Based on the usage and administration of various nucleic acids, gene therapy encompasses a variety of strategies and uses the addition of a new protein-coding gene, also known as gene augmentation therapy, which is the simplest and possibly the most basic way of gene-based therapy. The therapeutic gene to be supplied will be the gene's usual wild-type version for monogenic recessive illnesses when the causal mutation is non-functional and anticipated to reverse the illness phenotype by restoring the production of the damaged or absent protein. Gene replacement therapy is another name for this kind of gene augmentation therapy.

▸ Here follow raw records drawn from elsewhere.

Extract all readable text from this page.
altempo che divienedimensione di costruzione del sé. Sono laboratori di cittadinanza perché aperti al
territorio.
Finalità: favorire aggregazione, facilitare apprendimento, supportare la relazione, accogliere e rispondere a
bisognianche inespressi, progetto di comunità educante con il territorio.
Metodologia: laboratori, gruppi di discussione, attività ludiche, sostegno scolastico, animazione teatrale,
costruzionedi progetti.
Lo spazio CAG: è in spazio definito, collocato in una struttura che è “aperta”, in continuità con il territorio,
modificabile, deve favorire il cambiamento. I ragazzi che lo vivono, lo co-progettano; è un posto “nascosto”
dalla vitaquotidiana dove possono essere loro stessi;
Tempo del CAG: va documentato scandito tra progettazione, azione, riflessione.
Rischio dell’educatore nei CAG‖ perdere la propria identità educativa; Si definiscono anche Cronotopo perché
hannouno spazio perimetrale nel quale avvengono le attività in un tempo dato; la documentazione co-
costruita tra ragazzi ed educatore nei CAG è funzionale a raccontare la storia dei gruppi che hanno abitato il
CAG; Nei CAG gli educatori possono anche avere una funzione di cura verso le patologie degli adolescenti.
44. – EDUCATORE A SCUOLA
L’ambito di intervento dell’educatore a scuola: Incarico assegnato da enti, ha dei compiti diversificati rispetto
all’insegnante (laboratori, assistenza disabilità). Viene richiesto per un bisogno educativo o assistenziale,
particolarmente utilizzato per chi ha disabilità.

The different types of gene therapies include:

Gene augmentation therapy

To treat diseases caused by gene mutations that stops the production of a protein, or another treasure consequence. A functioning copy of the lacking gene is added to the cell's DNA as a result of this therapy the new gene produce functioning protein in high enough quantities to replace the lost protein. This is only effective if the disease's effects are reversible or have not caused permanent harm to the body this can be utilized, for instance, to treat diseases characterized by loss of function, such as cystic fibrosis, by introducing a functional copy of the gene to treat the illness. A hereditary retinal condition known as congenital achromatopsia which is characterized by cone function loss. Patients with the condition are born legally blind and experience significant visual impairment, loss of colour vision, hemeralopia (the inability to see as clearly in stout light as in lower illumination), nystagmus, and excessive photosensitivity. When ACHM is fully developed, only rod vision is observed.

Gene inhibition therapy

Gene inhibition therapy is to introduce a gene whose product either prevents the expression of another gene or obstructs the function of another gene's product the goal of this therapy is to stop a gene from acting in a way that encourages the development of disease-related cells. It is appropriate for the treatment of cancer, genetic disorders brought on by unfavorable gene activity, and infectious diseases. Deactivating or "silencing" the expression of a mutant gene that is not functioning correctly is a therapeutic strategy known as gene inhibition1-3. Gene inhibition involves the introduction of a gene silencer targeting this mutant messenger RNA (mRNA), which stops the production of the disease-causing protein and corrects its toxic effect. Some genetic diseases are brought on by mutated genes that result in the production of mutant proteins or "toxic overexpression" of necessary proteins 1, 5.

Killing of specific cells

The killing of specific cells is to put DNA into a sick cell that will cause it to die. There are two ways to accomplish this: A "suicide" gene in the inserted DNA produces an extremely toxic byproduct that kills the sick cell the sick cells are marked by a protein that is expressed as a result of the inserted DNA, allowing the body's immune system to fight them. With this technique, the inserted DNA must be properly targeted to prevent the killing of healthy cells.

Conclusion

In an ovine model of ACHM gene-augmentation treatment markedly improves cone function, restores daytime vision, and increases CNGA3 expression with long-term efficacy and no overt adverse effects. A naturally occurring, cone-rich big animal model of CNGA3 ACHM has improved as a result of similar therapy used by our group and others to restore cone-mediated function. Both photopic behavioral maze testing and ERG recordings showed restored cone function in the treated sheep, with improvement already perceptible at the initial postoperative assessment, 1-2 months after sub retinal delivery of the AAV5 vector carrying CNGA3. The effect was long-lasting because it is still visible in the first-treated animals more than 3 years after surgery.